The team members who are not involved in - or interested in the solutioning discussion are wasting their important resource of productive time.

So, should we or should we not have technical discussions during DSM? What's the solution to this conundrum?

Meet-after sessions - The optional open-house for technical solutioning

Many Agile frameworks, including SAFe, suggest having meet-after sessions - also named the after-party sessions, that are dedicated to technical solutioning. However, little has been documented in detail about these.

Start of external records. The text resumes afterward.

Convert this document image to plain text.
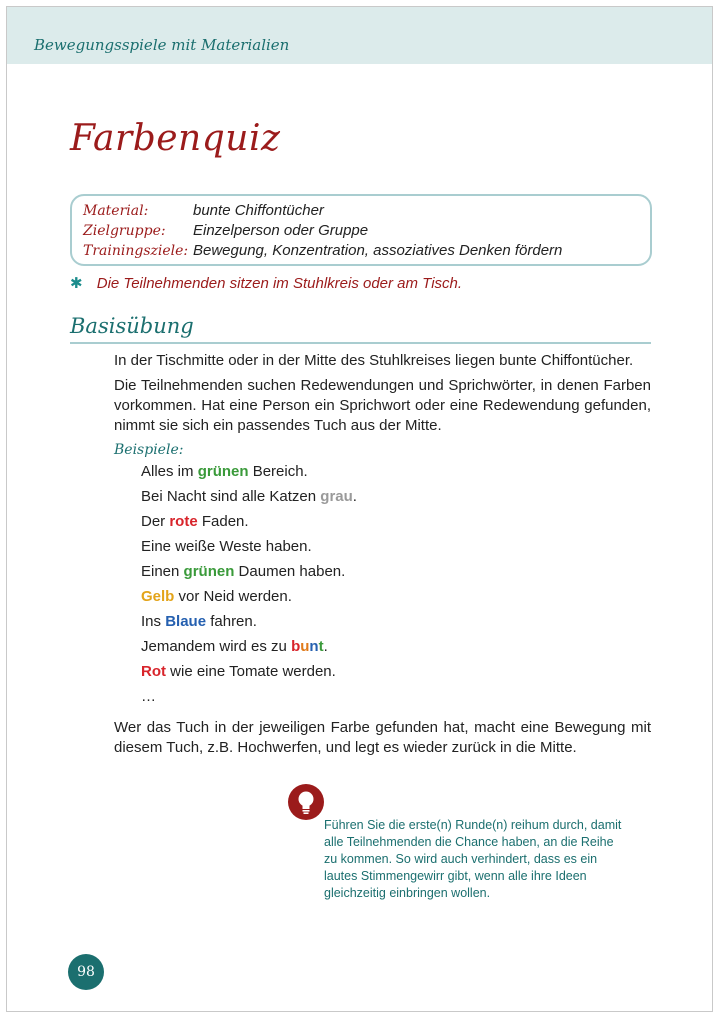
Bewegungsspiele mit Materialien
Farbenquiz
Material:	bunte Chiffontücher
Zielgruppe:	Einzelperson oder Gruppe
Trainingsziele: Bewegung, Konzentration, assoziatives Denken fördern
✱ Die Teilnehmenden sitzen im Stuhlkreis oder am Tisch.
Basisübung
In der Tischmitte oder in der Mitte des Stuhlkreises liegen bunte Chiffontücher.
Die Teilnehmenden suchen Redewendungen und Sprichwörter, in denen Farben vorkommen. Hat eine Person ein Sprichwort oder eine Redewendung gefunden, nimmt sie sich ein passendes Tuch aus der Mitte.
Beispiele:
Alles im grünen Bereich.
Bei Nacht sind alle Katzen grau.
Der rote Faden.
Eine weiße Weste haben.
Einen grünen Daumen haben.
Gelb vor Neid werden.
Ins Blaue fahren.
Jemandem wird es zu bunt.
Rot wie eine Tomate werden.
…
Wer das Tuch in der jeweiligen Farbe gefunden hat, macht eine Bewegung mit diesem Tuch, z.B. Hochwerfen, und legt es wieder zurück in die Mitte.
Führen Sie die erste(n) Runde(n) reihum durch, damit alle Teilnehmenden die Chance haben, an die Reihe zu kommen. So wird auch verhindert, dass es ein lautes Stimmengewirr gibt, wenn alle ihre Ideen gleichzeitig einbringen wollen.
98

I got a chance to implement the meet-after sessions for one of my clients where I worked as a Scrum Master. Below were some of the points agreed upon by the team before the introduction of the sessions:

  • The meet-after sessions happen in quick succession to the DSM, preferably within the first hour of DSM.
  • The meet-after sessions happen early in the day, at a fixed time every day. This slot is to be kept unblocked by the team members.
  • The meet-after sessions are dedicated to technical solutioning, and no other agenda can be added to these. A dedicated meet-after board is to be the input for these sessions.
  • The meet-after sessions are designated as optional open-house sessions. It is not mandatory for every developer to attend. Only those who seek clarifications would join the meeting and pull in the members who would provide clarifications. 
  • During the DSM, if there are any technical questions/clarifications, they need to be noted on the meet-after board. These questions/clarifications will need to be taken up and cleared during the subsequent meet-after session(s).
  • During the days when no one seeks questions/clarifications, the meet-after sessions do not happen.

DSM_2

Image: A sample meet-after board

Advantages and shortcomings of the meet-after concept

Advantages Shortcomings
Seen to be useful in teams that have dependency on
Architects/Resource-Persons/SMEs who are shared between multiple projects
Since these sessions are optional open-houses, they are not to be captured as mandatory events-time during capacity planning
Since the solutioning discussions happen at the beginning of the day, fresh ideas/approaches are captured
These sessions increase the count of everyday
meetings
Since the solutioning discussions happen at the beginning of the day, team members are unblocked for the rest of the day
 
High chance of DSM sessions completing within the time-box
 

Table: Advantages and shortcomings of meet-after sessions

Conclusion

This article covers a rather important best practice of Agility - the meet-after or the after-party sessions. These sessions support and realize the Transparency, Inspection and Adaptation principles of Empiricism. Although they seem to have a couple of shortcomings, these sessions indeed define a process for keeping DSM away from technical solutioning. They also seem to have effects of unblocking the developers at the beginning of the day which can help achieve the Sprint Goal faster.